O Estado de S. Paulo, n. 46734, 30/09/2021. Política, p. A4

Senado aprova projeto que afrouxa Lei de Improbidade

Breno Pires
Amanda Pupo


Com aval de aliados do governo Jair Bolsonaro e da oposição, o Senado aprovou ontem, por 47 votos a 24, projeto que afrouxa a Lei de Improbidade Administrativa e dificulta a punição de políticos. Agora, um prefeito, por exemplo, só será punido pela lei se ficar comprovado que ele teve a intenção de lesar a administração pública. Não basta apenas ele ter lesado.

O ministro do Superior Tribunal de Justiça, Herman Benjamin, disse que a medida “é um enfraquecimento sem precedente da legislação de combate a administradores e empresas corruptos”. “Seremos cobrados, inclusive internacionalmente”, disse ele ao Estadão.
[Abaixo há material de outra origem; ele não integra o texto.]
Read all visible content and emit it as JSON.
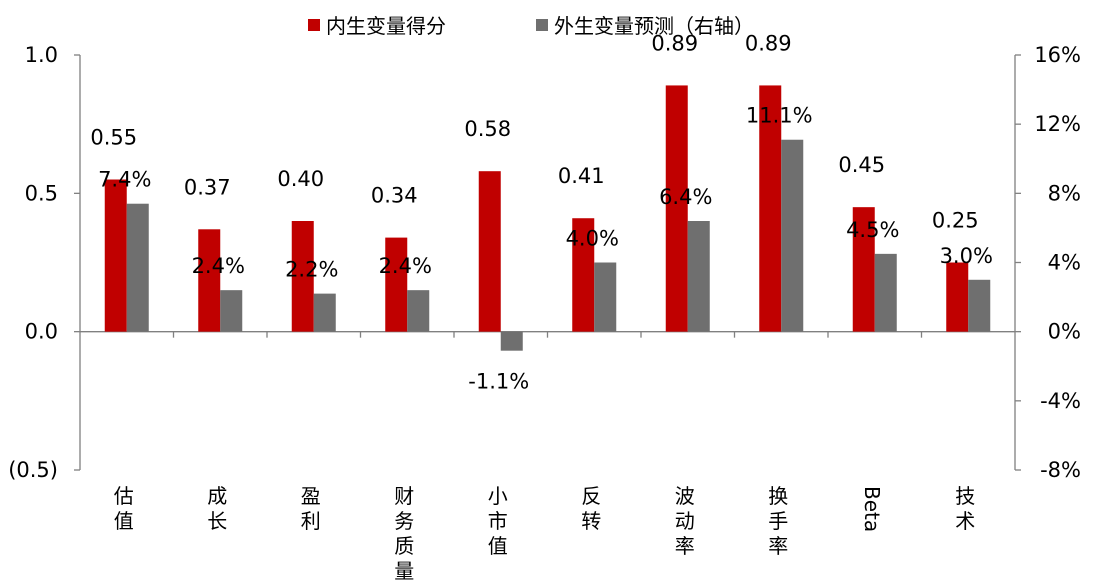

A posição é corroborada por integrantes do Ministério Público e especialistas, que veem brechas para a impunidade.

Parlamentares, por outro lado, argumentam que era preciso atualizar a legislação que permite punir, por exemplo, atraso na apresentação de uma prestação de contas. Atualmente a pena vai de aplicação de multa até a cassação de mandato.

Para que a medida pudesse avançar no Senado, o relator, senador Weverton Rocha (PDTMA), fez alguns ajustes no texto aprovado na Câmara, em junho, mas manteve a essência do projeto. O principal ponto é o que prevê punição por improbidade apenas nos casos em que seja comprovado o “dolo específico”, ou seja, a intenção de cometer irregularidade. Assim, mesmo que a conduta de um prefeito ou de qualquer agente público resulte em prejuízo à administração pública, ele só será condenado se for provada a sua intenção. Como o texto foi alterado, será necessária uma nova votação pelos deputados antes de ir à sanção presidencial.

Com as mudanças aprovadas ontem, o Senado restringiu também os casos que podem gerar punição por violação aos princípios da administração pública. A chamada “carteirada” de agentes públicos e até mesmo “furar a fila” da vacina não poderão mais ser enquadrados na Lei de Improbidade.

Além disso, pelo texto aprovado, apenas o Ministério Público poderá apresentar ações de improbidade. Hoje, a Advocaciageral da União (AGU) e procuradorias estaduais e municipais também podem. Com a mudança, porém, a AGU não poderia mais ajuizar ações em nome da Petrobras contra as empreiteiras investigadas na Lava Jato.

Outra possibilidade de benefício a parlamentares é o fim da perda da função pública de quem tenha mudado de cargo ao longo do processo. Atualmente, se um senador é condenado à perda do cargo por atos que praticou no passado, quando era prefeito, por exemplo, ele perde a atual função. Com o novo projeto, essa punição não ocorre.

A legislação atual foi criada em 1992 para combater a sensação de impunidade, em meio ao impeachment do ex-presidente Fernando Collor de Mello. O afrouxamento das regras foi defendido por Bolsonaro no início do ano. “Tem muita lei do passado que realmente é para combater a corrupção e etc, mas engessa o prefeito”, disse o presidente, na ocasião.

O projeto que dificulta punir políticos teve uma tramitação “relâmpago” no Senado. Foi aprovado pela manhã na Comissão de Constituição e Justiça (CCJ) e no plenário à noite.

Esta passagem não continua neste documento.